The same wisdom which currently says gender doesn’t exist except as a social construct, also say it is written in stone whether one prefers to cuddle in bed with a slender, attractive man or a slender attractive woman. Sexuality has never been so fluid on the one hand, and rigidly hyper-sensitive, on the other, as it is today. And the paradox makes sense to me, when I think about it: the more fluid, the more rigid. Sure, why not? The paradox, after all, is the atom of the universe.
Even though I’m a dully heterosexual dude, I’m more sensitive than anyone I know. Probably because I’m a romantic.
We usually think of excessive sensitivity as the path, if not to genius, then at least to beautiful aesthetic accomplishment, or at the very least, romantic love.
I hope the reader will pardon me as I indulge in using myself as the important example—the social science of self-study is often the best—everything, without secrets, is right there.
I’m sure my sensitivity was the basis of my becoming a poet.
Today, the sensitive poet no longer exists.
Why is it different now?
Because politics has replaced sensitivity.
Oppression creates victims—and sensitivity becomes the default setting of the political victim, or the ‘identity politics’ victim. The sensitivity is turned into means for a political end.
Proust, ambiguous and civil, gets a political agenda.
Wilde, aesthete, grinds at the Marxist wheel.
I’m not here to question the validity of the politics. That’s not the point. I’m looking at something which I think is more important, even if maddeningly vague.

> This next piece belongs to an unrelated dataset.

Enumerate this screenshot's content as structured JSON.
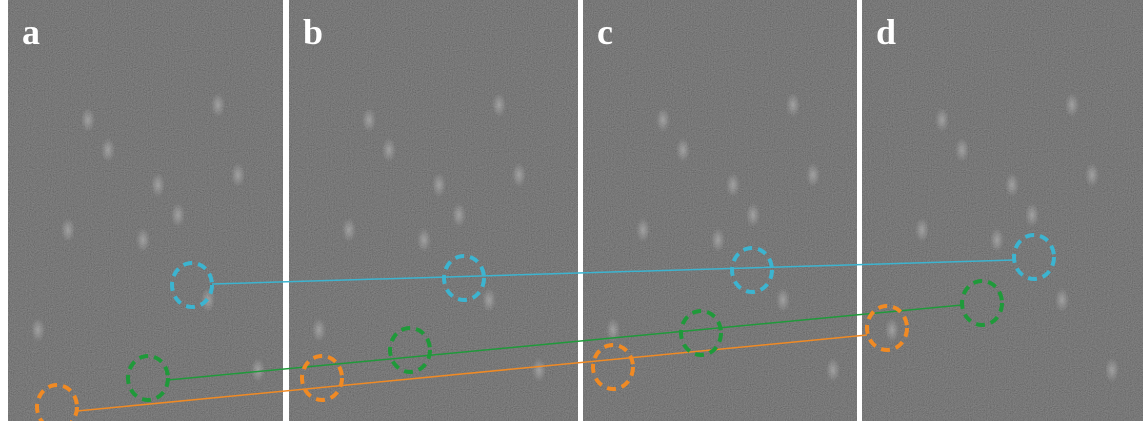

What happens when all we mean by ‘sensitive,’ whether it be the path, the wound, or the sorrow, no longer leads the writer downward into themselves, but always upward into the dead-certain, political agenda?
For isn’t it downward, into the imaginative valley, after long study and reflection, from which the great harvest, the great work of literature, emerges?
The sensitive soul, because of today’s ubiquitous political climate, is now “rescued,” steered into self-pity, and subsequently, sooner than later, naturally surrenders to the political cure: a confident ranting pride destroying the very sensitivity which was so important in the first place.
The whole enterprise becomes self-defeating, even as vestiges of sensitivity remain; the poet—truly sensitive because unconsciously sensitive—disappears, and is replaced by the self-aggrandizing organizer, who may have some worth, but is nothing like the soul who writes in beauty, and travels far afield to find the deeper truth.